Formica, who was one of the co-CEOs at combined fund group Janus Henderson, is slated for his “buy and build” approach, having steered Henderson through several acquisitions, purchasing and integrating John Duffield-owned New Star Asset Management, then Gartmore, and finally merging with Janus in May 2017.
His appointment to the top job at Jupiter prompted speculation that the FTSE 250 fund group was in for a similar fate.
“Larger scale M&A transformative type deals really aren’t something we’re thinking about. We don’t feel the business needs it and we don’t think it’ll necessarily help the business,” he told Portfolio Adviser after the publication of its interim results for the period ending 30 June.
“So you should think there will be activity but it’s at a much smaller end and very targeted, like a team with assets or performance track record or all that coming through.”
Darwall hasn’t resigned yet
Formica also addressed European equities star Alexander Darwall’s status at the firm.
Jupiter caught analysts and commentators off guard when it announced in April that Darwall had decided to take a step back from running the Jupiter European fund and Jupiter Growth Sicav, which hold a combined £8bn in assets.
The news stunned investors too who promptly rushed to yank money out of the fund. Darwall’s open-ended funds accounted for the majority of Jupiter’s net outflows over the first six months of the year. Total mutual fund outflows for the period were £1.1bn, £600m of which was from money pouring out of its European equities products.
In another surprise twist Darwall informed Formica at the beginning of July that he was thinking of leaving the asset manager altogether after 23 years to set up his own shop, a move which Formica said the team at Jupiter is supporting.
But Formica stressed Darwall is still with the firm and hasn’t resigned yet.
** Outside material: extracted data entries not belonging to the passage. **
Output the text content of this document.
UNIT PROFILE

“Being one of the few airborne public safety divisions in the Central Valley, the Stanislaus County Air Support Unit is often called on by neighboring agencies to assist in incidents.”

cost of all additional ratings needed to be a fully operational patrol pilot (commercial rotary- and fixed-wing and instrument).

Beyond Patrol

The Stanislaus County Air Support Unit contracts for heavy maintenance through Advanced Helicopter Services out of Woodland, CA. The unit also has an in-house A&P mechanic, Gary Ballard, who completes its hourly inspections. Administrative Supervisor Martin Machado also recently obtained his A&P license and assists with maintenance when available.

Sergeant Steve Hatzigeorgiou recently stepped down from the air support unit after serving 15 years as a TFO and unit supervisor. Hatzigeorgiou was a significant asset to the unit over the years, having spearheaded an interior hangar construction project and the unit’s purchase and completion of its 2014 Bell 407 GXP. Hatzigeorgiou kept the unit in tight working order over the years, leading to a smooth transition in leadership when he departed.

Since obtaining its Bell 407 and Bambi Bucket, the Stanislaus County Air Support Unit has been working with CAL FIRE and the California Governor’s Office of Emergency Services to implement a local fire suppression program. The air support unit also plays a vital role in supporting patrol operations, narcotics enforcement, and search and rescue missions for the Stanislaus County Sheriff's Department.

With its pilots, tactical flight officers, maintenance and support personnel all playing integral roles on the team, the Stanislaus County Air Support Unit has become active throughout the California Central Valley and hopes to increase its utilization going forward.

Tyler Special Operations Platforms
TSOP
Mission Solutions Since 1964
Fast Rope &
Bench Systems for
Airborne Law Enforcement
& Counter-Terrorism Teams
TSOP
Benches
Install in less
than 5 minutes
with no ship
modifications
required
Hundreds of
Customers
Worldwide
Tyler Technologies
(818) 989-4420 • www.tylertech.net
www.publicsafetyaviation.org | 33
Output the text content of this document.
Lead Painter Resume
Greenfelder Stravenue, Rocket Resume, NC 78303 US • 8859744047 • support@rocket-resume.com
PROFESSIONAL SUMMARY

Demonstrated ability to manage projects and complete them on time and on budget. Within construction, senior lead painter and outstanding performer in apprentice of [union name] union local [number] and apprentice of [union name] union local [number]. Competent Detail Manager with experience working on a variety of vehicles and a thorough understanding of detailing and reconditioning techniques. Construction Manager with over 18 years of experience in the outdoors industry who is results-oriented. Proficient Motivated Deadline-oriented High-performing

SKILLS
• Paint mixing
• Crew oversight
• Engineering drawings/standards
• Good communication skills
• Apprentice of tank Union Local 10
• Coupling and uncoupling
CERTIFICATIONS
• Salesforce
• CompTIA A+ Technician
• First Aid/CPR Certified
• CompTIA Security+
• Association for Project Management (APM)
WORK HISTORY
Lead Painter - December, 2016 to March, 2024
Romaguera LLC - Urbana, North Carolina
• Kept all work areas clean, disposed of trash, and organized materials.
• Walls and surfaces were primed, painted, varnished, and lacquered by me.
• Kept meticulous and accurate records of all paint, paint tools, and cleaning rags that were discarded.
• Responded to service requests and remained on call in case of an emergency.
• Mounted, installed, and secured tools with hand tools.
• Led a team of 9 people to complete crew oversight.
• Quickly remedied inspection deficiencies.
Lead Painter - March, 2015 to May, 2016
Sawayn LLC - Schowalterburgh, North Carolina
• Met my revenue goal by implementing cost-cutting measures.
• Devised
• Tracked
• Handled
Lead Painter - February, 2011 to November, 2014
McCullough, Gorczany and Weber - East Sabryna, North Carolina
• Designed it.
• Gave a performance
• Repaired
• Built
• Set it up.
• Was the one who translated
“He’s [Darwall] currently talking to the FCA about what an application in a firm might look like. He hasn’t resigned, he hasn’t fully formulated his plan. But having gone down that path, there’s a clear likelihood that he will set up his own firm subject to those sorts of approvals.”
Dynamic Bond in the clear
While Jupiter was unable to stop haemorrhaging cash over the first half of the year, there was a spot of good news as Ariel Bezalel’s Dynamic Bond fund, the main culprit of redemptions in 2018, returned to net inflows.
The €7.5bn Sicav vehicle was hammered by £4.4bn of net outflows last year but Formica said both the fund and Jupiter’s fixed income unit had ended June with money coming in.
Formica said the return of investor confidence in the fund reflects stronger performance and is vindication that Bezalel’s contrarian take on fixed income markets was “spot on”.
“Last year he [Ariel] took a very non-consensus view around where interest rates might go, and he was much more bearish on the outlook for growth,” he said. “He felt that the US in particular would flick up rates and that would obviously boost treasuries. That was a view not shared by a lot of our clients.
“Roll forward nine months, 12 months, and actually, he was spot on. And the performance of his funds have reflected that, and clients have accepted the fact that he had pretty good insights and you’ve seen that reversal of clients leaving to actually clients coming on board.”
Dynamic Bond is currently third quartile over one, three and five years and has returned 7.7% in sterling terms so far this year.